Sebbene di Hamnet si parlerà per mesi – e il brusio probabilmente crescerà d’intensità man mano che quel certo appuntamento di marzo nel Sud della California si avvicina – della performance di Jessie Buckley si discuterà per anni. È il genere di prova attoriale che fonde insieme sfumature ed espressionismo puro, momenti di quiete e urla da togliere il respiro. L’ululato di dolore che lascia esplodere quando riconosce ciò che è accaduto è devastante. L’affetto che Agnes nutre per i suoi figli e la rabbia che rivolge al marito, per non parlare di un mondo abbastanza crudele da strapparle un bambino, sono calibrati con una precisione tale da mandare in frantumi anche il cuore più saldo. Quando scopre che il suo taciturno marito ha scritto un’opera che sfrutta il nome del loro bambino invano, entra al Globe Theatre in uno stato di incredula sospensione. Poi osserva il dramma prendere forma – attraverso un Amleto che ricorda una versione adulta del suo Hamnet – e Buckley riesce in qualche modo a far vedere una luce che si riaccende dentro di lei. L’attrice irlandese ha interpretato decine di personaggi spezzati, eccentrici, audaci o perfino bizzarri negli ultimi dieci anni, eppure ciò che compie qui è qualcosa di mai visto. Riscrive le aspettative su come si possa interpretare qualcuno che ritrova la propria anima.

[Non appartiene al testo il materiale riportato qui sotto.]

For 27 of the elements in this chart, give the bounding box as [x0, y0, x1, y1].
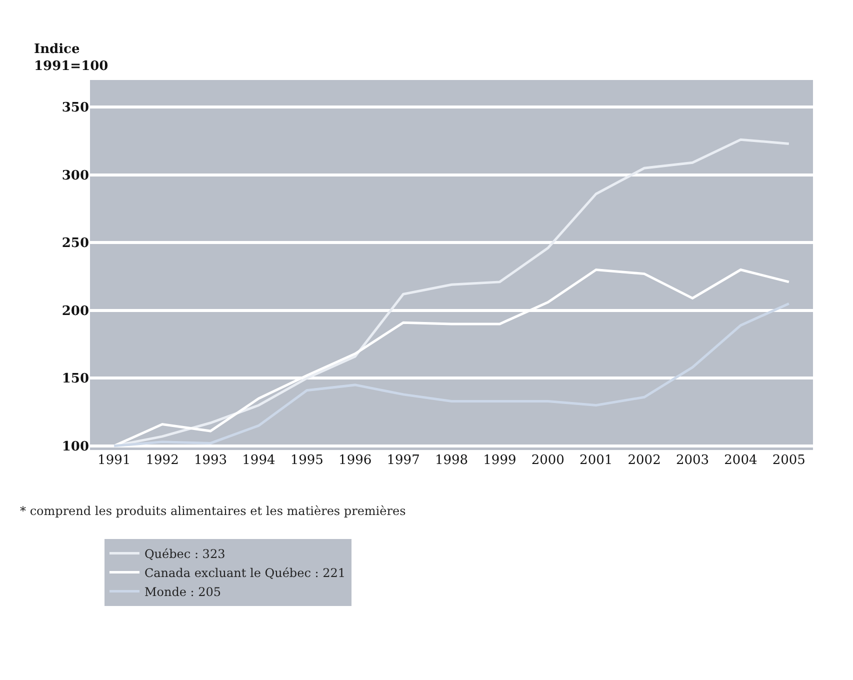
x-tick-label: 2000 — [531, 453, 564, 468]
y-tick-label: 350 — [62, 100, 89, 116]
y-axis-title: Indice 1991=100 — [34, 42, 108, 74]
legend-label: Monde : 205 — [144, 584, 222, 599]
x-tick-label: 1994 — [242, 453, 276, 468]
x-tick-label: 2001 — [580, 453, 613, 468]
y-tick-label: 150 — [62, 372, 89, 387]
text: * comprend les produits alimentaires et les matières premières — [20, 504, 406, 518]
x-tick-label: 2002 — [628, 453, 661, 468]
x-tick-label: 1999 — [483, 453, 516, 468]
line-series — [112, 302, 790, 448]
legend-label: Québec : 323 — [144, 546, 226, 561]
x-tick-label: 2005 — [772, 453, 806, 468]
x-tick-label: 1995 — [290, 453, 324, 468]
y-tick-label: 300 — [62, 168, 89, 184]
legend-label: Canada excluant le Québec : 221 — [144, 566, 346, 580]
y-tick-label: 250 — [62, 236, 89, 252]
x-tick-label: 2003 — [676, 453, 710, 468]
x-tick-label: 1992 — [146, 453, 179, 468]
y-tick-label: 100 — [62, 439, 89, 454]
x-tick-label: 1991 — [98, 453, 131, 468]
y-tick-label: 200 — [62, 304, 89, 319]
x-tick-label: 1998 — [434, 453, 468, 468]
x-tick-label: 1993 — [194, 453, 228, 468]
x-tick-label: 2004 — [724, 453, 758, 468]
x-tick-label: 1997 — [386, 453, 420, 468]
x-tick-label: 1996 — [338, 453, 372, 468]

Cerchi di assorbire tutto, tentando di rialzarti da terra dopo aver assistito a tanto dolore e tanta grazia. E poi Zhao ti concede un momento di catarsi collettiva, mentre il pubblico dell’opera risponde a un climax violento con empatia e amore. L’elevazione emotiva di quella sequenza è travolgente. Hamnet riesce a rendere le parole “buona notte, dolce principe” ancora più lancinanti del solito, e tuttavia ti lascia in uno stato di estatico abbandono emotivo. La morte è inevitabile, ci dice il film, ma l’arte può aiutarci a dare un senso all’assurdo: l’idea che siamo qui un secondo, e svaniti quello dopo. È un modo per comunicare verità universali e legami condivisi, per colmare lo spazio tra noi e gli altri. Il resto è silenzio.